Here I selected led1 and zoomed out to the max. I then changed the X coord (in mm) by 0.01 intervals and recorded the set value:

x coord in mm

set displayed

51 - 50.997
50.99 - 50.997
50.98 - 50.977
50.97 - 50.968
50.96 - 50.958
50.95 - 50.948
50.94 - 50.939
50.93 - 50.929
50.92 - 50.919
50.91 - 50.910
50.90 - 50.900

here the value tracks pretty closely to those entered! This indicates that a partial workaround is set the values with the image zoomed in to the max! The zoom factor appears to be what is affecting the set values (indicating to me that the coordinates are in the screen representation and are having the zoom factor multiplied or divided to set the coordinate values which I believe is incorrect and causes the reduction in dynamic range!) because as the zoom gets smaller the values compress.

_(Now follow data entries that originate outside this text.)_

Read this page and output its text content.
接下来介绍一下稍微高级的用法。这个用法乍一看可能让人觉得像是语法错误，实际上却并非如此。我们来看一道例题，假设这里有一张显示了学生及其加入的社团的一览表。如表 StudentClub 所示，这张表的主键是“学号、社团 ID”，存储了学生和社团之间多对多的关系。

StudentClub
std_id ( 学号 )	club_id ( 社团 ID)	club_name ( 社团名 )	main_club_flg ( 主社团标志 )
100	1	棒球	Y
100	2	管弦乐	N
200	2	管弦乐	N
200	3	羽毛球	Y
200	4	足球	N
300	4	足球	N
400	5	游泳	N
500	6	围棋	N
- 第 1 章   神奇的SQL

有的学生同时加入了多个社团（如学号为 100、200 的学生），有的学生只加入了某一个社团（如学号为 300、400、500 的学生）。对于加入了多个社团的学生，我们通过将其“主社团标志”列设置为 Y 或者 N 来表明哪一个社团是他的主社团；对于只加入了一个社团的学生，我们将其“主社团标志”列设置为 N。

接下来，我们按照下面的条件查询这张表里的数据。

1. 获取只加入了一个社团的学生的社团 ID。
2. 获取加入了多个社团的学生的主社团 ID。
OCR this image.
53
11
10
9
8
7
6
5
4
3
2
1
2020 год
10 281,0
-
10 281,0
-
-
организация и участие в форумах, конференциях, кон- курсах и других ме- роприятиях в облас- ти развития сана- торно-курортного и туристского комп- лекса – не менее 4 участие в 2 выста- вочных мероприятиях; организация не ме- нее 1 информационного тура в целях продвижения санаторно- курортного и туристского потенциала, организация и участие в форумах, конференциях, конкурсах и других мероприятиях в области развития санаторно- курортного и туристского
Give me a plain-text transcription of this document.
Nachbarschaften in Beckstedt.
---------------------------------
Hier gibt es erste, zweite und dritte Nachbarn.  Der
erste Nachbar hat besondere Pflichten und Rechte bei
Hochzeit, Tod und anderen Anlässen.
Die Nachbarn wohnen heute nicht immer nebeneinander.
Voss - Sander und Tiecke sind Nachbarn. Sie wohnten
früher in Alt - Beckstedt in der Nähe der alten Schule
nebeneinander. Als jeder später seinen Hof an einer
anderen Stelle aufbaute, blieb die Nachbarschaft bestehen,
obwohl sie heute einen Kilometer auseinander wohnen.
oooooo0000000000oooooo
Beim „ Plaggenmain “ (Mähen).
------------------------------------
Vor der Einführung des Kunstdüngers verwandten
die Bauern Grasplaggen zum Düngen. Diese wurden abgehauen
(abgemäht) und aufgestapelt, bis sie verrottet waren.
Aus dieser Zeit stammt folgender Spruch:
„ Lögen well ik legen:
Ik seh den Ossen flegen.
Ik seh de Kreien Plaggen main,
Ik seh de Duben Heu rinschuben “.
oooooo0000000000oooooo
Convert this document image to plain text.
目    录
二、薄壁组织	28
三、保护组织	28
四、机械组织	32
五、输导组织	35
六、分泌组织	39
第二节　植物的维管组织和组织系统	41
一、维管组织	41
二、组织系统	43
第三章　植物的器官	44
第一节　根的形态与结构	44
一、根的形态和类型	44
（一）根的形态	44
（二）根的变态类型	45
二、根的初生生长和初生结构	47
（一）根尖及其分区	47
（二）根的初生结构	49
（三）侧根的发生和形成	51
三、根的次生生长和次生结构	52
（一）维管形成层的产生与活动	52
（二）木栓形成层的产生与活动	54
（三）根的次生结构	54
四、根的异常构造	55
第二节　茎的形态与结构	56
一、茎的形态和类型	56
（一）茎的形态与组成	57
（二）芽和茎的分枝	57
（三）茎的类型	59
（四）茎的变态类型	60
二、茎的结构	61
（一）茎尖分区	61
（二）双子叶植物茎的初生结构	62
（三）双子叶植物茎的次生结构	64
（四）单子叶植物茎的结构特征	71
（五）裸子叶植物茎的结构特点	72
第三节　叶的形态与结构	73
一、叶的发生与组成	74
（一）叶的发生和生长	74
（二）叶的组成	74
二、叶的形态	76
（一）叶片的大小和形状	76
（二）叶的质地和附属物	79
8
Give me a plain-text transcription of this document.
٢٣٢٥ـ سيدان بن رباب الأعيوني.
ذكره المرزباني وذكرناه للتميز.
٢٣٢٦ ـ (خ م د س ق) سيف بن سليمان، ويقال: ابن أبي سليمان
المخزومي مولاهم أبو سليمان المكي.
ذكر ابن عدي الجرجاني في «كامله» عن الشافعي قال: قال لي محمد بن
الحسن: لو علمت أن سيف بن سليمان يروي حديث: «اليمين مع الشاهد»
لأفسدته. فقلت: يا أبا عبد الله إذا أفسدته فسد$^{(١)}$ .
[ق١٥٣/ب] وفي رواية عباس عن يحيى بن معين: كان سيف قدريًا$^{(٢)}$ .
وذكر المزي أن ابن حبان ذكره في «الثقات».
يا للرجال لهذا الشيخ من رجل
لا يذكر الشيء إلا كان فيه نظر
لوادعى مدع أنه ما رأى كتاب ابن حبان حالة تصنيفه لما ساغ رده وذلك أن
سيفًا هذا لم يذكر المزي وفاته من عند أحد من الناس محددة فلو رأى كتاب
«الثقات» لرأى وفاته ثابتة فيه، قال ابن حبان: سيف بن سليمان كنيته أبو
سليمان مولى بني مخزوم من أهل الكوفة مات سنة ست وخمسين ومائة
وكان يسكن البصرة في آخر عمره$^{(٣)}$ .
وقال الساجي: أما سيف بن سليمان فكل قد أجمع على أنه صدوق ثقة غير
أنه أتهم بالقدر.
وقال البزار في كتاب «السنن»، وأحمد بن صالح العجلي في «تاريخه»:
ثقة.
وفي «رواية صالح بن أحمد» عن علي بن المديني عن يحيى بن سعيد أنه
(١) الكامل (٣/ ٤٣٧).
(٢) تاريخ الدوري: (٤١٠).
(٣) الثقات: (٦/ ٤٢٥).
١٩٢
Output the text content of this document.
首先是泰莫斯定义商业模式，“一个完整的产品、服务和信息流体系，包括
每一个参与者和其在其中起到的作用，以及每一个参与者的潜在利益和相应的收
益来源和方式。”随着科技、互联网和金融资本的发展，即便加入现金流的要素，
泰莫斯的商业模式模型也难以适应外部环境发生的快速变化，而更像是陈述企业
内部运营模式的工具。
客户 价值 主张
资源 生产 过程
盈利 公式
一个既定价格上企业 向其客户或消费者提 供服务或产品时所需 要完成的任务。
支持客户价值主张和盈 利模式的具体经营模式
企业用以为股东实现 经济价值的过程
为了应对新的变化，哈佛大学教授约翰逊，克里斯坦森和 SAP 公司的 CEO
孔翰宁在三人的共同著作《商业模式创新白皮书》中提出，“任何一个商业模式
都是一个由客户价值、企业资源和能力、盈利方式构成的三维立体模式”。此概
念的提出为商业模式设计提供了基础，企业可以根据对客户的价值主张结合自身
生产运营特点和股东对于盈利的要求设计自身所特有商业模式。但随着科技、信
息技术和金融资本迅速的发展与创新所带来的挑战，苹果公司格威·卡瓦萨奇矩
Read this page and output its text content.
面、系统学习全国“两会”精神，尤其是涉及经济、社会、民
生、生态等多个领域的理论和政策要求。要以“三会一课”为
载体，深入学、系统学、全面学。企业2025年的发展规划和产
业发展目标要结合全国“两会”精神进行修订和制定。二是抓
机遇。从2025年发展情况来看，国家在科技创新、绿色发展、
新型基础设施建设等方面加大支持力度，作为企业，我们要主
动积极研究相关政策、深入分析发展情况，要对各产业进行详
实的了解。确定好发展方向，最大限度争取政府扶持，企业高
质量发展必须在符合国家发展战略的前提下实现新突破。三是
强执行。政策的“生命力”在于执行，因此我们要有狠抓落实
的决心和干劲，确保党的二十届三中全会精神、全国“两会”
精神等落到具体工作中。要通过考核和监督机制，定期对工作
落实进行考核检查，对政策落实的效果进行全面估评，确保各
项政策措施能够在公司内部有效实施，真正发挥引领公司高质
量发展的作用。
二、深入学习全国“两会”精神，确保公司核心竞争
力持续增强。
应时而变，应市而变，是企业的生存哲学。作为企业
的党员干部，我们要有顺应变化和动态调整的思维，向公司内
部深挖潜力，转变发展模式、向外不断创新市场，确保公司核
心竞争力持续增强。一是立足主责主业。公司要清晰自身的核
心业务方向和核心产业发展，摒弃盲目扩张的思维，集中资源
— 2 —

Here I zoomed out to show the full board in the screen and repeated the above

x coord in mm

51 - 51.021
50.99 - 51.021
50.98 - 51.021
50.97 - 51.021
50.96 - 50.900
50.95 - 50.900
50.94 - 50.900
50.93 - 50.900
50.92 - 50.900
50.91 - 50.900
50.90 - 50.900

note the much smaller dynamic range of values. Then I zoomed out even further:

and now the values are even more compressed.

x coord in mm

51 - 50.900
50.99 - 50.900
50.98 - 50.900
50.97 - 50.900
50.96 - 50.900
50.95 - 50.900
50.94 - 50.900
50.93 - 50.900
50.92 - 50.900
50.91 - 50.900
50.90 - 50.900

I think this should be fixable fairly easily by just changing from the zoomed screen coordinates to the actual values in the database which should make the coordinates correct! Of course as always the devil is in the details, but I suspect the image is rendered from the values in the database multiplied by the current zoom value and thus this change should be fairly simple.
I would say at this point the next step is to decide what LED part you want to use and if it doesn’t currently exist then make a Fritzing part for it and then try the new (zoom all the way out) method for placement and see what the result looks like. I think it should be acceptable.